I think we tried both REPEATABLE READ and READ COMMITTED, but only READ UNCOMMITTED solved the problem. (Then the workload was of course heavily disk bound anyway.)
Thanks Henrik,
Here is a theory. We really have 2 issues in play here. One is version accumulation other is previous version lookup through undo space which can be very expensive. Read-Uncommitted does not allow purge to progress but read-uncommitted transaction perhaps should see the most current version of the row instead of going deep into undo space to get the one which corresponds to start of transaction or statement. This can cause quite a difference.
Another related issue that comes from a lot of undo information is the amount of undo space that gets used on disk on the server. This information is stored in the ibdata file which will make it grow. Like many others I use innodb_file_per_table so the ibdata1 file in theory should be very small but I have a few servers where this file has grown to 300GB due to the undo information growing so much. Later even if the undo information is no longer used the ibdata1 file can not be shrunk or modified in size. When I clone one server to make a new one this thus requires me to copy this additional useless space onto a new server. mysqldump + load is just too slow for this type of server, so I’m stuck with this wasted disk space.
MySQL 5.7 promises a separate undo table space which allows for these files to be cleared but there is no migration path from the current setup to the new one. It would be nice if work would be done on that as while the database is down (during a clone or or regular maintenance) there is an opportunity if this undo space is mainly “empty” now to rewrite this ibdata1 file or rearrange the table spaces to take advantage of this new feature. Such a migration facility would save me a few hundred GB here and there on different servers and that would be really useful.
well, as mentioned in https://www.facebook.com/MySQLatFacebook/posts/10152610642241696 – this is a problem that should be looked at, I filed a bug at http://bugs.mysql.com/bug.php?id=74919 – let us all put pressure on it
Excellent post. Without more details, this statement from your text above can be scary:
“This is because Indexes are structured in InnoDB to include all row versions corresponding to the key value, current and past.”
Fortunately an old post from InnoDB has more details – https://blogs.oracle.com/mysqlinnodb/entry/mysql_5_5_innodb_change
Mark,
Yes. This is a good detail. I wish there would be some good detailed documentation about how MVCC plays with indexes.
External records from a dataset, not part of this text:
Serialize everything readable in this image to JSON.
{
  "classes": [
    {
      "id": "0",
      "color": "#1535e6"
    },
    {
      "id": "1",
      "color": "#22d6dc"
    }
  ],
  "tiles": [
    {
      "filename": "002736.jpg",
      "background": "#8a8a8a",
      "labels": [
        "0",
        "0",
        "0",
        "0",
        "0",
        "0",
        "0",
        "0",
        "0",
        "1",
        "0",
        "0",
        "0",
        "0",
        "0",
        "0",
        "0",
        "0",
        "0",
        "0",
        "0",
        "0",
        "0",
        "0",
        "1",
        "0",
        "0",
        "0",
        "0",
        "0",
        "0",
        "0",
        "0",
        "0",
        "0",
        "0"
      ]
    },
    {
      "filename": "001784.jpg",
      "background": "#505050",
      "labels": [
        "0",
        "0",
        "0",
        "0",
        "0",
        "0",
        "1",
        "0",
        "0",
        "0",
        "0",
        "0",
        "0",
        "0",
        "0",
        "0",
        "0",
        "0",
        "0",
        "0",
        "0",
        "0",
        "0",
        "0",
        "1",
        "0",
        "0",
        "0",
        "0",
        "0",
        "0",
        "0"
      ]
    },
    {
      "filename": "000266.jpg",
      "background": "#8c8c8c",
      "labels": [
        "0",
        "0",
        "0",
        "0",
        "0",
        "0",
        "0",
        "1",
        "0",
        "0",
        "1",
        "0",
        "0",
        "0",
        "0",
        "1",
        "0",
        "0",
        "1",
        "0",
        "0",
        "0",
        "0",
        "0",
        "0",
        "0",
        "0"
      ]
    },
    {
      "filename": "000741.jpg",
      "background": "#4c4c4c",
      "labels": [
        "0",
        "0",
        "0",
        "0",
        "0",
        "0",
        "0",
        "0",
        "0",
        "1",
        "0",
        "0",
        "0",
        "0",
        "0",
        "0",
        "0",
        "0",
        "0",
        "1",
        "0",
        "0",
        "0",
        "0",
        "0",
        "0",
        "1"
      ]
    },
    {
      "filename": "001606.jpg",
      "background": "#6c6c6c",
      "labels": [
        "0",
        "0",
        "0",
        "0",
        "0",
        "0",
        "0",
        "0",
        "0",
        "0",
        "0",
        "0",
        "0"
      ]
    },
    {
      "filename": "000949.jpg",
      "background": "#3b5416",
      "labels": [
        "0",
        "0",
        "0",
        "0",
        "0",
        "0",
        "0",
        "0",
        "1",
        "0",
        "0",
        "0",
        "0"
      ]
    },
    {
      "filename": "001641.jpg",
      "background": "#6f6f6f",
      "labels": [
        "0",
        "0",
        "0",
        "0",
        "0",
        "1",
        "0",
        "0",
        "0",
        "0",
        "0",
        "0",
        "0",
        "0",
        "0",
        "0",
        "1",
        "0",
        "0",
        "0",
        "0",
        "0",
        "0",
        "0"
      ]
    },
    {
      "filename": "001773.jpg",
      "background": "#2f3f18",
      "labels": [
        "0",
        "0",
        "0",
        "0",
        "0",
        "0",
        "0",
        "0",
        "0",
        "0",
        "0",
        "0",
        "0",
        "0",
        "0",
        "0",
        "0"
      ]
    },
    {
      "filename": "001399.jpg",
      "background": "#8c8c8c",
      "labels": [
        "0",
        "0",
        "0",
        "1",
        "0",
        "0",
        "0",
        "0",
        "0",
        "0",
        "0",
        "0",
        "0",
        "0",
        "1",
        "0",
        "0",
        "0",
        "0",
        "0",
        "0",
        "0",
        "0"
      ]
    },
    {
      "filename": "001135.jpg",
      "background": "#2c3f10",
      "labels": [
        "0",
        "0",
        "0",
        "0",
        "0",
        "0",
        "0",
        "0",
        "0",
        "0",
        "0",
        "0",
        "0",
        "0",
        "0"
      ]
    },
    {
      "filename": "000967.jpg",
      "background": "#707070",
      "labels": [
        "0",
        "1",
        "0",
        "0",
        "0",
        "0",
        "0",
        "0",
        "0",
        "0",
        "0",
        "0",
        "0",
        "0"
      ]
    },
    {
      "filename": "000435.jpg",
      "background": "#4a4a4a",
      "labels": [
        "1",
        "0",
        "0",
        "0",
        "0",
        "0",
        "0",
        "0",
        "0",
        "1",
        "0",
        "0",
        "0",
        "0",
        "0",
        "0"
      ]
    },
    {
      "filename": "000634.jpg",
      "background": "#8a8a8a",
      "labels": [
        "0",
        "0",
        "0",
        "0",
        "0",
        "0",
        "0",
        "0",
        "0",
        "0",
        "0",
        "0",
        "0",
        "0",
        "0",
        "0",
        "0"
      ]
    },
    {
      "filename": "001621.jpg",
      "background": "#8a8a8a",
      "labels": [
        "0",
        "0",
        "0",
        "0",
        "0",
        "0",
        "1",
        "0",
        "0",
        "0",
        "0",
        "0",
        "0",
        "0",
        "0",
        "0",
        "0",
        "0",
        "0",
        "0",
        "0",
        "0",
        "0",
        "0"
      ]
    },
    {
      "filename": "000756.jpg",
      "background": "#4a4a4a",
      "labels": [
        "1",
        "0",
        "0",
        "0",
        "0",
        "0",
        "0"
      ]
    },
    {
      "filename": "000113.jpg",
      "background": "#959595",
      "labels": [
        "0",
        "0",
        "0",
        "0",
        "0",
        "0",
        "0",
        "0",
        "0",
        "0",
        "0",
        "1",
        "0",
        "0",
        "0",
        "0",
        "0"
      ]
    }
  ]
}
What happens when I do K=K+1 for given primary key value, which requires this row to be found by both key values depending on transaction visibility.
I think this is the most relevant paragraph from the old blog post you mention:
“When a secondary index record has been marked for deletion or when the page has been updated by a newer transaction, InnoDB will look up the clustered index record. In the clustered index, it suffices to check the DB_TRX_ID and only retrieve the correct version from the undo log when the record was modified after the reading transaction started.”
which explains how Covering index scan only works for pages which are not being actively modified
This is an old post but for some reason I was thinking about this last week.
I now remember what we did in the project I mentioned in this thread. My answer above is wrong.
Changing from REPEATABLE READ to READ COMMITTED did help with the performance drag created by the long running queries.
However, when running in READ COMMITTED mode we then did a pt-query-digest and there was one frequent query that was using up more than 50% of the execution time. (I don’t remember if this was a SELECT or UPDATE.) This seemed abnormal so we changed to READ UNCOMMITTED and got a more balanced situation in pt-query-digest and overall some additional boost in performance. (…which is of course not surprising.)
Still, I think for the problem discussed in this blog post, it actually did help to move from REPEATABLE READ to READ UNCOMMITTED.